Jak wiecie nie trzeba mnie długo namawiać, żeby upiec sernik ; ) Pomysł na tą cytrynową wersję podejrzałam w książce „Mała, wielka uczta” P. Stępień, a że lista składników była dość krótka od razu zabrałam się do pracy. Dzięki dodatkowi cytryny, sernik jest bardzo aromatyczny i orzeźwiający. Polecam!

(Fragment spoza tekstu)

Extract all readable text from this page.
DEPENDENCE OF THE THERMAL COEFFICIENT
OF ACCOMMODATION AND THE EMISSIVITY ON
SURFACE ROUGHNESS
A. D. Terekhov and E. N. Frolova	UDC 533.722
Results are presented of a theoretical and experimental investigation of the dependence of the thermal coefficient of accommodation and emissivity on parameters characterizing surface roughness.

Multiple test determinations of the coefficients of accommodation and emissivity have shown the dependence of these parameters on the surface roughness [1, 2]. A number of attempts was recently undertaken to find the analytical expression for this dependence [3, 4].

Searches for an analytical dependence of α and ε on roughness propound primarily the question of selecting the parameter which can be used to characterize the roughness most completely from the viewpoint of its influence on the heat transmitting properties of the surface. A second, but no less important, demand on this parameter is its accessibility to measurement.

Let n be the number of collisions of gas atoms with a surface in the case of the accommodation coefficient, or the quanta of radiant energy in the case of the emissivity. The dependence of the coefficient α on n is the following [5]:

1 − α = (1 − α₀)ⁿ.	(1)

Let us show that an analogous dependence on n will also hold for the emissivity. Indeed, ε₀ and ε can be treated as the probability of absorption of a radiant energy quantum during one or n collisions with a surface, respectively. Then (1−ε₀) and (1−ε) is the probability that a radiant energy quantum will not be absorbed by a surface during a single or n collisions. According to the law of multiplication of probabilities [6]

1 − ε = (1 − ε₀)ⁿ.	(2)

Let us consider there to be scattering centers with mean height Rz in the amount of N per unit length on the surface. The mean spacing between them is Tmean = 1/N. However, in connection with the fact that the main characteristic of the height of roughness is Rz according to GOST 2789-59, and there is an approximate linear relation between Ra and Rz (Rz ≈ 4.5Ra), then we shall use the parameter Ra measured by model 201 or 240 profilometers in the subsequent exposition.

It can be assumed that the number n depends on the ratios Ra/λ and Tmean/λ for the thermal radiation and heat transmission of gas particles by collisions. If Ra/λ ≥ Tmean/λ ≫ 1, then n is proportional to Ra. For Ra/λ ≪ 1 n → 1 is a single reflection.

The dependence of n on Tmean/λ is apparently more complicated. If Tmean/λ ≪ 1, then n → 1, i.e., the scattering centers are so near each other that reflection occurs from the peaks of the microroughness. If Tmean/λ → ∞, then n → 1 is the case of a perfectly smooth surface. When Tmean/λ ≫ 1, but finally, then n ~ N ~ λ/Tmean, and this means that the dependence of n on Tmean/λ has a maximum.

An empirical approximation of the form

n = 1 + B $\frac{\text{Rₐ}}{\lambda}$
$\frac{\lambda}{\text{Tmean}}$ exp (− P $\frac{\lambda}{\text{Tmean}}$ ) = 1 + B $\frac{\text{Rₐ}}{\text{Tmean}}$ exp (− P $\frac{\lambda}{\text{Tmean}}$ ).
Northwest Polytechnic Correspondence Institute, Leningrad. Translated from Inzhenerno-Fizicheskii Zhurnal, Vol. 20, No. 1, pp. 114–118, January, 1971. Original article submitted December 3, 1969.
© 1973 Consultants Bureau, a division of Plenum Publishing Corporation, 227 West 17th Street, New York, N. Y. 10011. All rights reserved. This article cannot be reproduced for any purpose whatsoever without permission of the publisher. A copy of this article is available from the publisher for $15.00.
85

Składniki (tortownica o średnicy 23 cm):
- 1 kg twarogu półtłustego
- 180 g cukru
- skórka otwarta z 1 cytryny
- sok z 1 cytryny
- 3 jaja (wielkość L)
- 3 łyżki mąki ziemniaczanej
Wszystkie składniki dokładnie zmiksować na gładką masę. Przełożyć do tortownicy wyłożonej papierem do pieczenia. Wstawić do piekarnika rozgrzanego do 180 C (opcja grzania góra-dół) i piec około godziny. (Na końcu pieczenia można delikatnie poruszyć formą – upieczone ciasto nie będzie już galaretowate na środku). Upieczony sernik wyjąć z piekarnika, ostudzić.
Składniki na lukier:
- sok z 1/2 cytryny
- ok. 160 g cukru pudru
Sok z połowy cytryny wymieszać z cukrem pudrem. Polać na schłodzone ciasto.